Over the years, the global network of partners around the world has grown approximately to 2,000 organizations, including aquariums, zoos, museums, youth groups, the maritime industry, governments, the tourism sector, conservation organizations, universities, schools, businesses and many others.
This year’s theme for the WOD is: Our Oceans, Our Future.
“We have to ensure that oceans continue to meet our needs without compromising those of future generations. They regulate the planet’s climate and are a significant source of nutrition. Their surface provides essential passage for global trade, while their depths hold current and future solutions to humanity’s energy needs,” said Former UN Secretary-General Ban Ki-moon.
The United Nations Conference entitled “Support the Implementation of Sustainable Development Goal 14: Conserve and sustainably use the oceans, seas and marine resources for sustainable development” will be held at United Nations Headquarters in New York from 5 to 9 June 2017, coinciding with WOD.
This year, South East Asia (S.E.A.) Aquarium is also organizing a month of conservation-themed activities with the aim to raise awareness to ocean conservation with a renewed focus on plastic pollution.

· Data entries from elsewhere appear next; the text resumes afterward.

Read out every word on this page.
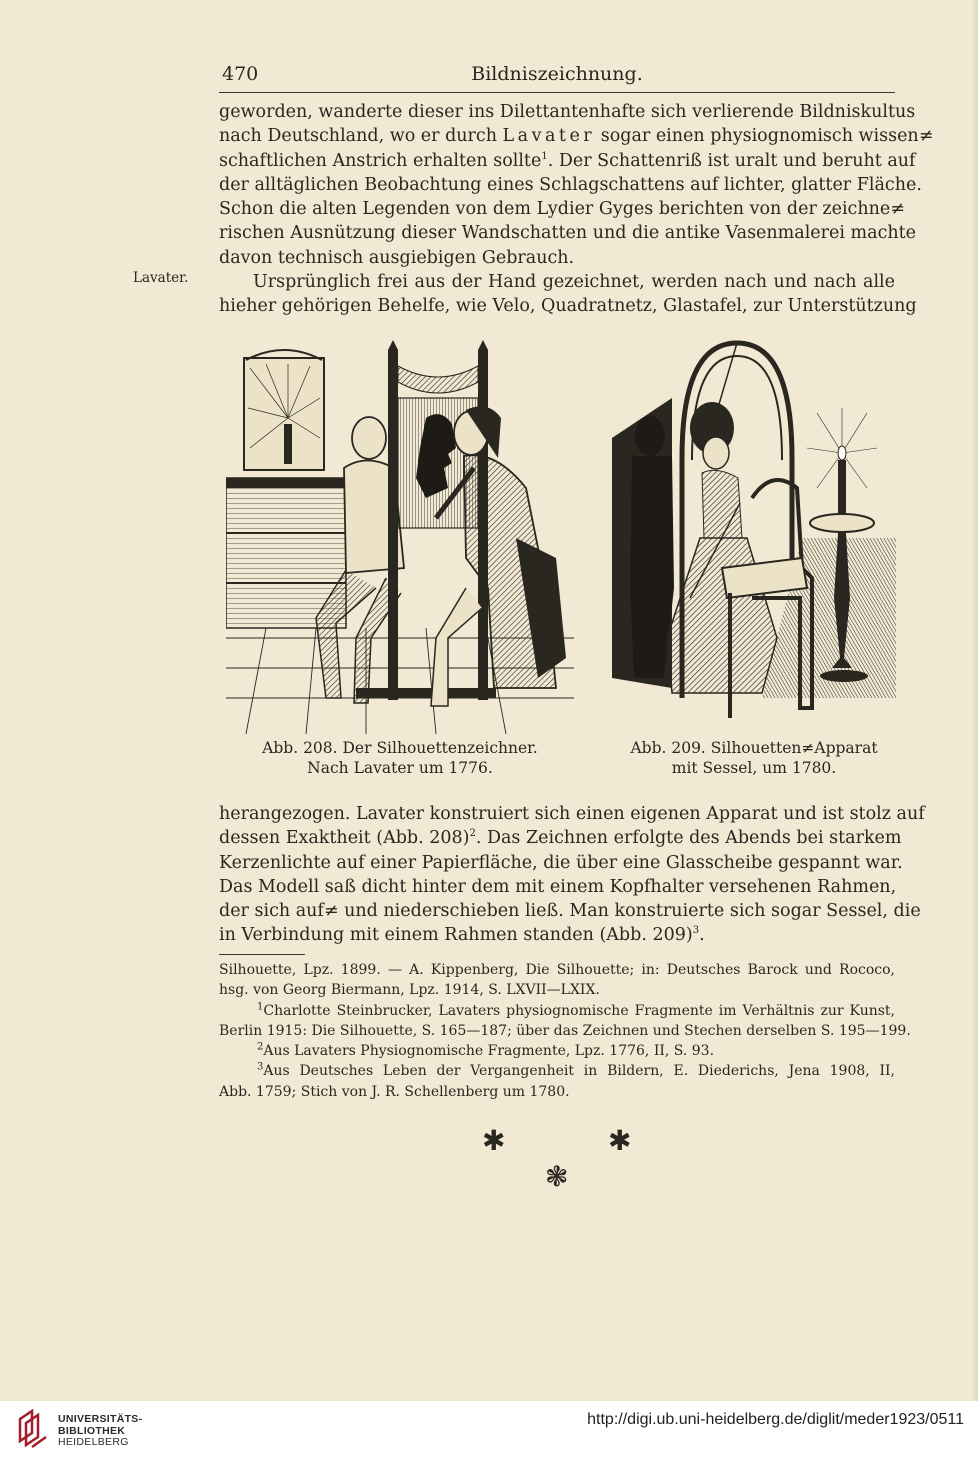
470	Bildniszeichnung.

geworden, wanderte dieser ins Dilettantenhafte sich verlierende Bildniskultus
nach Deutschland, wo er durch Lavater sogar einen physiognomisch wissen≠
schaftlichen Anstrich erhalten sollte$^1$. Der Schattenriß ist uralt und beruht auf
der alltäglichen Beobachtung eines Schlagschattens auf lichter, glatter Fläche.
Schon die alten Legenden von dem Lydier Gyges berichten von der zeichne≠
rischen Ausnützung dieser Wandschatten und die antike Vasenmalerei machte
davon technisch ausgiebigen Gebrauch.

Lavater.	Ursprünglich frei aus der Hand gezeichnet, werden nach und nach alle
hieher gehörigen Behelfe, wie Velo, Quadratnetz, Glastafel, zur Unterstützung

Abb. 208. Der Silhouettenzeichner.
Nach Lavater um 1776.
Abb. 209. Silhouetten≠Apparat
mit Sessel, um 1780.

herangezogen. Lavater konstruiert sich einen eigenen Apparat und ist stolz auf
dessen Exaktheit (Abb. 208)$^2$. Das Zeichnen erfolgte des Abends bei starkem
Kerzenlichte auf einer Papierfläche, die über eine Glasscheibe gespannt war.
Das Modell saß dicht hinter dem mit einem Kopfhalter versehenen Rahmen,
der sich auf≠ und niederschieben ließ. Man konstruierte sich sogar Sessel, die
in Verbindung mit einem Rahmen standen (Abb. 209)$^3$.

Silhouette, Lpz. 1899. — A. Kippenberg, Die Silhouette; in: Deutsches Barock und Rococo,
hsg. von Georg Biermann, Lpz. 1914, S. LXVII—LXIX.
$^1$Charlotte Steinbrucker, Lavaters physiognomische Fragmente im Verhältnis zur Kunst,
Berlin 1915: Die Silhouette, S. 165—187; über das Zeichnen und Stechen derselben S. 195—199.
$^2$Aus Lavaters Physiognomische Fragmente, Lpz. 1776, II, S. 93.
$^3$Aus Deutsches Leben der Vergangenheit in Bildern, E. Diederichs, Jena 1908, II,
Abb. 1759; Stich von J. R. Schellenberg um 1780.
✱	✱
❃
UNIVERSITÄTS-
BIBLIOTHEK
HEIDELBERG
http://digi.ub.uni-heidelberg.de/diglit/meder1923/0511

In Buenos Aires, Argentina, an internationally awarded documentary of a film screening of Racing Extinction, will be hosted by World Oceans Day Argentina, in which a team of artists and activists expose the world of threatened species, with revolutionary images that transform the way you see the planet.
WOD recognized youth as the leaders of change and that their engagement was crucial in solving environmental problems around the world. Governments and international bodies need a youth perspective, with a united voice in the world, to inspire and convince people to take action on an issue.
WOD Youth Advisory Council member, Gabriella Schauber, from Canada said, “For as long as I can remember, I have held a passion for the ocean and the amazing wealth of life that thrives within, and have engaged myself both inside and outside the classroom. Over the years, I have had the opportunity to be a long-time volunteer and staff at the Vancouver Aquarium Marine Science Centre…Each of these experiences have helped me foster my passion for the oceans, for the welfare of the animals that call the oceans home, and for the role of youth in initiating change. My passion for animals and welfare has permeated my education as well…It is clear that the oceans need our help. There are many issues...identifying the issues, brainstorming and processing tangible solutions, and acting to implement them is what is needed today.
It has become increasingly apparent that we cannot leave the fate of the health of our oceans and its inhabitants to government or international bodies alone. Each and every action made by members of the general public…It is important to remember that despite the fact that issues facing the oceans are huge in scale and many steps are needed by many stakeholders to create change on a global scale, small ripples of change and progress made by youth around the world in their communities is just as and if not more meaningful!”